Mini-Röportajlar serisi, bir önceki çalışmalarında (tekli / EP / albüm) röportaj yaptığım isimlerle yeni çalışmalarını konuştuğum bir röportaj serisi olarak haftanın belli günlerinde devam edecek.
Mini-Röportajlar serimizin on ikinci konukları, Merve Durceylan, Çağrı Kaymak, Livamia, Tunacan Tuna, VBS ve KAYA oldu.
Merve Durceylan, kendi eseri “Her Yer Bahar”ı yine Kerem Çakıroğlu düzenlemesiyle bağımsız olarak dinleyicilerle buluşturdu.
Her Yer Bahar’ın oluşum süreci nasıl gelişti?

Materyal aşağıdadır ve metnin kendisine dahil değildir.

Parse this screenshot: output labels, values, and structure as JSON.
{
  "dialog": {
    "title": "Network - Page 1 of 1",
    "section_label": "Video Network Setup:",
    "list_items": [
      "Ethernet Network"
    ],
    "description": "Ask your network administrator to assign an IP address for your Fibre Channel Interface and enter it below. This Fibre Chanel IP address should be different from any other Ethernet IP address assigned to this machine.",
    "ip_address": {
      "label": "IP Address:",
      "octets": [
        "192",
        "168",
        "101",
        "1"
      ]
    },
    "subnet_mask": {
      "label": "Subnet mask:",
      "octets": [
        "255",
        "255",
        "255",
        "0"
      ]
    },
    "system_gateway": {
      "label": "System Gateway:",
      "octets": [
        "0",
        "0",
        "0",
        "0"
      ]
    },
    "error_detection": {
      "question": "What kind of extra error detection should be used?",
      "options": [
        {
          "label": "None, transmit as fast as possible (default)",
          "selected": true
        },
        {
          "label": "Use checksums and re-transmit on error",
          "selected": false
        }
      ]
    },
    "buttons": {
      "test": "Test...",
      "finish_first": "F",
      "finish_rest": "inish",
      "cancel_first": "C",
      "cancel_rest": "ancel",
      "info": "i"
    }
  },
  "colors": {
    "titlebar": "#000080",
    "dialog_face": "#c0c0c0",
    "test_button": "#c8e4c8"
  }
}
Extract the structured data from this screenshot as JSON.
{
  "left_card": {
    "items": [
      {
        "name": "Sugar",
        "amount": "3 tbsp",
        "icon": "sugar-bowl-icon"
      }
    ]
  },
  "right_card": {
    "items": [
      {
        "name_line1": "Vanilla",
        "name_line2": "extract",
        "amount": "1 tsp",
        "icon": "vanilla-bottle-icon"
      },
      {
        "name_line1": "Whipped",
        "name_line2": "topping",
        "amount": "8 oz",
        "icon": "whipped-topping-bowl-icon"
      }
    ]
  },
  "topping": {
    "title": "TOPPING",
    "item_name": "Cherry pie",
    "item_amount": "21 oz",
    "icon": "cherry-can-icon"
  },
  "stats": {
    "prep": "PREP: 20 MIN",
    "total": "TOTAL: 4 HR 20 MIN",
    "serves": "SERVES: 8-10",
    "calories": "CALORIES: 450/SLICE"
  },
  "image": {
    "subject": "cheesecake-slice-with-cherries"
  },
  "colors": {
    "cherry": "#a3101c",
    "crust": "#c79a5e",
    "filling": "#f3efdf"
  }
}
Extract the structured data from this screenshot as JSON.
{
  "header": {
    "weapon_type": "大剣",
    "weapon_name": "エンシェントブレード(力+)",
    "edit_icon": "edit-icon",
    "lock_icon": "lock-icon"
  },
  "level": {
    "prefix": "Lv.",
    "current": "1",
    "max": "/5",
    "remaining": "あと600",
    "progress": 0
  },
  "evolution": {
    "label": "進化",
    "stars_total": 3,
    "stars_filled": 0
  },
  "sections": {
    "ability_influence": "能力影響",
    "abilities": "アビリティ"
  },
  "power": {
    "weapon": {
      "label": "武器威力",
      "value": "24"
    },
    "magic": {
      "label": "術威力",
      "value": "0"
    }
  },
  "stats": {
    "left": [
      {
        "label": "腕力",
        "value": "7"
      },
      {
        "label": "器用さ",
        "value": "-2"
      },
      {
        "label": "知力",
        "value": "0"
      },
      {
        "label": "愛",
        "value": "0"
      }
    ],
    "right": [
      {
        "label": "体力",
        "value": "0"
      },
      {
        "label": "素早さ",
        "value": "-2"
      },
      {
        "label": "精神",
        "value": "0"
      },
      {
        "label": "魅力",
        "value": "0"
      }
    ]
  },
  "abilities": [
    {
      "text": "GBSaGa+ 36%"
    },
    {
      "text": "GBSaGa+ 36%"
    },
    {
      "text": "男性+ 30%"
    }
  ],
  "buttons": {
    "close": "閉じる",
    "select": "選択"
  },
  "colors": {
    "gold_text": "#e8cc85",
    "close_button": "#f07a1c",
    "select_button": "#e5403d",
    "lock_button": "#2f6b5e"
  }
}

-“Her Yer Bahar” üniversite yıllarında bestelediğim; heyecanı, hayalleri, kaygılarıyla insanın her yeni adımda kalbinde yeşerttiği duyguları, yol ayrımlarını ve yeni başlangıçları kucaklayan bir şarkı. Bir süredir hayata geçirmek için beklediğim projelerim arasında yer alıyordu. “İki Küçük Balık”ta da birlikte çalıştığımız ve şarkının aranjesini üstlenen Kerem Çakıroğlu’nun şarkıya güzel bir dinamizm kazandırmasıyla son şeklini aldı. Kayıt sürecini FadeOut İstanbul Stüdyoları’nda tamamladık ve “Her Yer Bahar” kıpır kıpır bir yaz şarkısı olarak Temmuz ayında dinleyiciyle buluştu.
Her Yer Bahar ile ilgili nasıl geri dönüşler aldınız?
-Harika geri dönüşler aldım. Şarkı müzik otoriteleri tarafından çok beğenildi ve yazıldı; dijital müzik platformlarında öne çıkan editör listeleri arasında yer aldı. Daha da güzeli, birçok kişi “Her Yer Bahar” ile çektikleri fotoğraflar, videolarla; gönderdikleri mesajlarla kendi yollarını, kendi başlangıçlarını paylaştı benimle. Hikayeleri, hikayeme karıştı; birbirimize dokunduk, tutunduk, sarıldık doya doya. Benim için en kıymetlisi de buydu diyebilirim.
Her Yer Bahar’dan sonra yapmayı düşündüğünüz çalışmalar var mı?
-Elbette. Hali hazırda dinleyiciyle buluşmayı bekleyen birçok çalışmam var. Her Yer Bahar ile güzel bir hava yakaladığımızı düşünüyorum. Ben hikayemi anlatmaya devam edeceğim ve yepyeni şarkılarda buluşacağımız günleri sabırsızlıkla bekliyor olacağım. Her daim, sevgiyle…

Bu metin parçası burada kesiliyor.